Anne Delaney recalls ‘The Battle of Coulson Avenue.’
There are battles which change history, sometimes at a terrible cost. But there are battles which are merry and which shed light on the lives and times of historical figures and make them human for us. The so-called Battle of Coulson Avenue was such an event.
It all started on a July evening in 1903 as recounted in an engaging witness statement given to the Bureau of Military History by the Irish nationalist, Maud Gonne.
On that fateful evening Maud was heading home to her small house in Coulson Avenue in Rathgar having spent an arduous day bill-posting in the city. She recorded that she was feeling weary and a little depressed that evening – perhaps because she was in the early stages of pregnancy and her husband, John McBride, was away from home. Their son Seán McBride, later a Minister for Foreign Affairs and a Nobel Peace Prize recipient, was born the following February.

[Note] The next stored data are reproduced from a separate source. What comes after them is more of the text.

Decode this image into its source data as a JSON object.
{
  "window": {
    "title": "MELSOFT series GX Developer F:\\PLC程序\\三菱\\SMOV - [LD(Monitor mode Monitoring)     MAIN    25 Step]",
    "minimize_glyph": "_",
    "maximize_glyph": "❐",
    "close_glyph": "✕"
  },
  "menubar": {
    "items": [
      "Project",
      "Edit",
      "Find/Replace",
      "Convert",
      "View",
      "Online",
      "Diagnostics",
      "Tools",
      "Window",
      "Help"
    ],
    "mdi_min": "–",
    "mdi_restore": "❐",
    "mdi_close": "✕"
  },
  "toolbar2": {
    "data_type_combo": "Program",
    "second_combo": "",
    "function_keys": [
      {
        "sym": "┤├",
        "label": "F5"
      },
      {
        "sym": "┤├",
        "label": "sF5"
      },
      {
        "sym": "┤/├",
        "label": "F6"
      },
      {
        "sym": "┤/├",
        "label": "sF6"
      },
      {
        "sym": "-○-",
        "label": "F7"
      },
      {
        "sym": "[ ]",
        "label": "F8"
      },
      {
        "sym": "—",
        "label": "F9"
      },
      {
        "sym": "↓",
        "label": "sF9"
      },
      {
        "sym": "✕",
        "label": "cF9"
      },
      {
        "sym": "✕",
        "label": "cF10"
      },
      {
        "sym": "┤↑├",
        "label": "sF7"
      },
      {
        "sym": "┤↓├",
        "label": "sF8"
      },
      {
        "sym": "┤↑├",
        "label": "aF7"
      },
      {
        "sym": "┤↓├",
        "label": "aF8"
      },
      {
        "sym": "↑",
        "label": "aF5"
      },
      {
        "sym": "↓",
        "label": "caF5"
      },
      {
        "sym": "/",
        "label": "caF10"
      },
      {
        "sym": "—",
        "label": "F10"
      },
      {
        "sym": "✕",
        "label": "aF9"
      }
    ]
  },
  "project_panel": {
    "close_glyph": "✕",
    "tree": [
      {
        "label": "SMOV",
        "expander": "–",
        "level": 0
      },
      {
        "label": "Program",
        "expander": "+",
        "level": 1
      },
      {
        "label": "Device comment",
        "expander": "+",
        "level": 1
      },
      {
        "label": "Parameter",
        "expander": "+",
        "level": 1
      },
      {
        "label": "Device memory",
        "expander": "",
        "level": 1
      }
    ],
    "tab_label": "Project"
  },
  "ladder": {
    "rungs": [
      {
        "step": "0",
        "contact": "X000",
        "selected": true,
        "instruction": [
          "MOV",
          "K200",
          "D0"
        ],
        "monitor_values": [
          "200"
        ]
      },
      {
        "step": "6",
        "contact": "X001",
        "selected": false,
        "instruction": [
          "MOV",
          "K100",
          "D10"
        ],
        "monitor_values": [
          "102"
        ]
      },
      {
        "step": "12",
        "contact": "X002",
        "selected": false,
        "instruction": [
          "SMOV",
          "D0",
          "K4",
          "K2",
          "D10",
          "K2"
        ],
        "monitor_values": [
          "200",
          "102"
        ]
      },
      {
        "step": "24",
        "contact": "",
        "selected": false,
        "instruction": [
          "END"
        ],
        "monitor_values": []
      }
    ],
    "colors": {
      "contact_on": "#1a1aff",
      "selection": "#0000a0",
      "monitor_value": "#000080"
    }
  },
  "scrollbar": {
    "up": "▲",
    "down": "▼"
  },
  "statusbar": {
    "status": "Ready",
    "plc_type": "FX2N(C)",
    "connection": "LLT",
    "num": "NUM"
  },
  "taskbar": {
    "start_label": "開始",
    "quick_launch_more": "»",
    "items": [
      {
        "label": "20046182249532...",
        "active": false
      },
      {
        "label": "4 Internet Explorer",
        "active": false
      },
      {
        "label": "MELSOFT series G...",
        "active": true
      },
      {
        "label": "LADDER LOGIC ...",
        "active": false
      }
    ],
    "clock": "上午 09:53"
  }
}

As Maud turned into her small cul-de-sac that night, she spotted that a neighbour’s house was heavily bedecked with Union Jacks and red, white, and blue bunting: King Edward V11 was in town and her unionist neighbours were proclaiming their loyalty.
Maud was irritated. She entered her house, put the kettle on, then spied a broom in the corner and was immediately inspired to mark the King’s visit in her own way. This involved tearing a black petticoat in half, nailing it to the broomstick and flying it from the sitting room window.
Maud awoke the next morning to find that the police had removed the offending item of underwear. She promptly arranged for the second half of her petticoat to be suspended from the window, removing it later to a more inaccessible upstairs window.
It was a unionist part of Dublin and an outraged crowd soon gathered in front of her small house. Nothing daunted, Maud went indoors, to emerge with a scent squirt which looked like a revolver. She flourished the fake revolver at the startled crowd and then proceeded to dine in her front garden with her friend Mary Quinn, her ‘revolver’ on conspicuous display, to protect her makeshift flag.
Into this volatile mix came the tramp of marching men and a Police Sargeant, reinforced by 12 sturdy policemen, appeared around the corner and halted in front of her small garden gate, demanding that Maud immediately remove the offending lingerie.
Things were getting serious. Maud brandished her fake revolver again and announced to the Sargeant that as Catholics and Irishmen they should “occupy themselves hauling down those unseemly decorations opposite” given that the country should be in mourning because of the recent death of Pope Leo X111.